Da una ricerca realizzata da YouGov («La salute riempie il carrello») emerge la figura di un consumatore sempre più attento al benessere e sempre meno disposto a considerare separati salute, alimentazione, bellezza e stile di vita.
L’attenzione
La salute fisica è ormai tra le principali preoccupazioni delle famiglie, subito dopo quelle economiche e ambientali; il 75% degli italiani si definisce molto attento alla propria salute, una percentuale ben superiore alla media europea.
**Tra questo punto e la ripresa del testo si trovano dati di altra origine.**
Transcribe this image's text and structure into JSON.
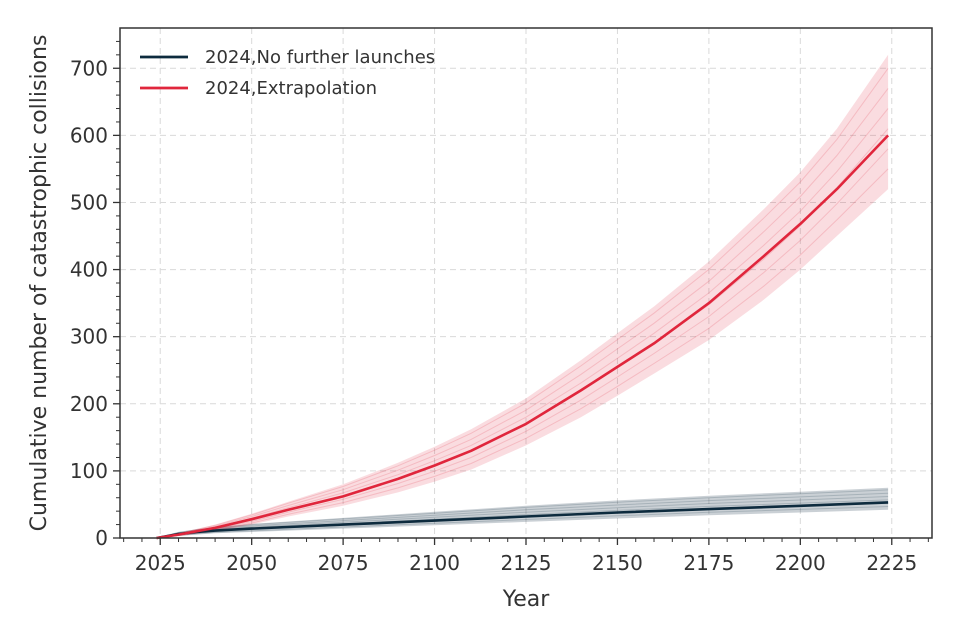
{
  "chart_data": {
    "type": "line",
    "xlabel": "Year",
    "ylabel": "Cumulative number of catastrophic collisions",
    "xlim": [
      2014,
      2236
    ],
    "ylim": [
      0,
      760
    ],
    "x_ticks": [
      2025,
      2050,
      2075,
      2100,
      2125,
      2150,
      2175,
      2200,
      2225
    ],
    "y_ticks": [
      0,
      100,
      200,
      300,
      400,
      500,
      600,
      700
    ],
    "grid": true,
    "legend_position": "top-left",
    "series": [
      {
        "name": "2024,No further launches",
        "color": "#0d2b3e",
        "x": [
          2024,
          2030,
          2035,
          2040,
          2050,
          2075,
          2100,
          2125,
          2150,
          2175,
          2200,
          2224
        ],
        "y": [
          0,
          6,
          9,
          11,
          14,
          20,
          26,
          32,
          38,
          43,
          48,
          53
        ],
        "band_upper": [
          0,
          9,
          13,
          16,
          21,
          30,
          39,
          48,
          56,
          63,
          69,
          75
        ],
        "band_lower": [
          0,
          3,
          5,
          7,
          9,
          14,
          19,
          24,
          29,
          34,
          38,
          42
        ]
      },
      {
        "name": "2024,Extrapolation",
        "color": "#e0263c",
        "x": [
          2024,
          2030,
          2040,
          2050,
          2060,
          2075,
          2090,
          2100,
          2110,
          2125,
          2140,
          2150,
          2160,
          2175,
          2190,
          2200,
          2210,
          2224
        ],
        "y": [
          0,
          5,
          15,
          28,
          42,
          62,
          88,
          108,
          130,
          170,
          220,
          255,
          290,
          350,
          420,
          468,
          520,
          600
        ],
        "band_upper": [
          0,
          7,
          20,
          36,
          54,
          80,
          112,
          136,
          162,
          208,
          265,
          305,
          345,
          412,
          490,
          545,
          610,
          720
        ],
        "band_lower": [
          0,
          3,
          10,
          20,
          32,
          48,
          68,
          84,
          102,
          138,
          180,
          212,
          245,
          295,
          355,
          400,
          450,
          520
        ]
      }
    ]
  }
}
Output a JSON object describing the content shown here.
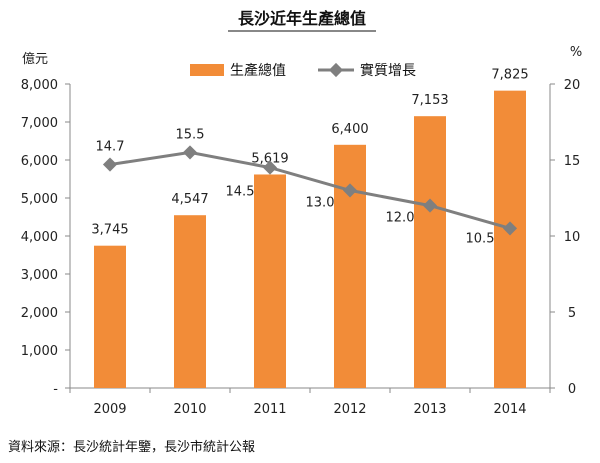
{
  "chart_data": {
    "type": "bar",
    "title": "長沙近年生產總值",
    "categories": [
      "2009",
      "2010",
      "2011",
      "2012",
      "2013",
      "2014"
    ],
    "left_axis": {
      "unit": "億元",
      "min": 0,
      "max": 8000,
      "step": 1000,
      "tick_labels": [
        "-",
        "1,000",
        "2,000",
        "3,000",
        "4,000",
        "5,000",
        "6,000",
        "7,000",
        "8,000"
      ]
    },
    "right_axis": {
      "unit": "%",
      "min": 0,
      "max": 20,
      "step": 5,
      "tick_labels": [
        "0",
        "5",
        "10",
        "15",
        "20"
      ]
    },
    "series": [
      {
        "name": "生產總值",
        "type": "bar",
        "axis": "left",
        "color": "#F28C38",
        "values": [
          3745,
          4547,
          5619,
          6400,
          7153,
          7825
        ],
        "labels": [
          "3,745",
          "4,547",
          "5,619",
          "6,400",
          "7,153",
          "7,825"
        ]
      },
      {
        "name": "實質增長",
        "type": "line",
        "axis": "right",
        "color": "#7F7F7F",
        "values": [
          14.7,
          15.5,
          14.5,
          13.0,
          12.0,
          10.5
        ],
        "labels": [
          "14.7",
          "15.5",
          "14.5",
          "13.0",
          "12.0",
          "10.5"
        ]
      }
    ],
    "legend_position": "top-center",
    "grid": false
  },
  "source": "資料來源：長沙統計年鑒，長沙市統計公報"
}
Questa tendenza sta facendo sentire gli effetti anche sul mercato immobiliare; dal momento che negli ultimi studi sui mercati immobiliare residenziale, turistico e corporate condotti dall’Ufficio Studi Gruppo Tecnocasa, è emerso come la scelta di determinati immobili possa essere influenzata dal concetto di benessere e, in particolare, dalla possibilità di praticare attività sportive, sia indoor sia outdoor.
Il residenziale

«Nel mercato residenziale - afferma Fabiana Megliola, responsabile Ufficio Studi Gruppo Tecnocasa - si osserva, nel tempo e in particolare nel segmento degli immobili di lusso, una crescita della domanda di spazi dedicati allo sport, sostenuta dalla crescente attenzione dei consumatori verso il wellness. Milano si conferma il principale polo nazionale per questa tipologia, con numerosi progetti di nuove costruzioni di alto profilo che integrano centri fitness e aree benessere (piscine condominiali, bagno turco, saune e palestre). Queste dotazioni sono percepite anche come un valore aggiunto per una fruizione più completa delle parti comuni durante la giornata, favorendo socialità e qualità della vita. Tra i protagonisti del mercato di lusso a Milano, ancora una volta, si mettono in luce stranieri. Nei contesti più moderni come «City Life» e «Porta Nuova», per gli attici e i piani alti si va da 20 a 30mila euro al mq».
Le case vacanza
«Nelle seconde case, il “fattore sport” emerge con una discreta presenza: tralasciando il mercato della casa in montagna dove la presenza e, ancor di più, la vicinanza alle piste da sci rappresenta il driver principale – spiega Megliola – l’analisi si è concentrata sulle località più richieste per la pratica di altre discipline: arrampicata e ciclismo/e-bike, fino agli sport di vento e alle destinazioni con scuole specializzate (kitesurf e surf). La domanda è sostenuta anche da dinamiche post-pandemiche: maggiore flessibilità (smart working), soggiorni più frequenti durante l’anno e crescita degli acquirenti stranieri in aree di mare e di lago. In diversi contesti, la presenza di infrastrutture e poli sportivi (ciclovie, percorsi e centri dedicati) contribuisce a generare nuovi flussi turistici e, di riflesso, a sostenere il mercato immobiliare locale, sia in compravendita sia in locazione».
Tremosine

Non lontano da Campione del Garda, è nota anche per il kitesurf. Il mercato delle case vacanza è sostenuto prevalentemente da acquirenti stranieri. Si conferma l’incremento delle compravendite da parte di polacchi, con budget variabili da 150-200mila euro fino a 400-500mila euro. I valori si attestano intorno a 2mila euro al mq per le soluzioni da ristrutturare o più distanti dal lago e a 3500-4mila euro al mq per quelle ristrutturate o di nuova costruzione. Gli acquirenti italiani risultano minoritari: acquistano anche a fini di investimento e provengono principalmente dalla Lombardia e dal Veneto.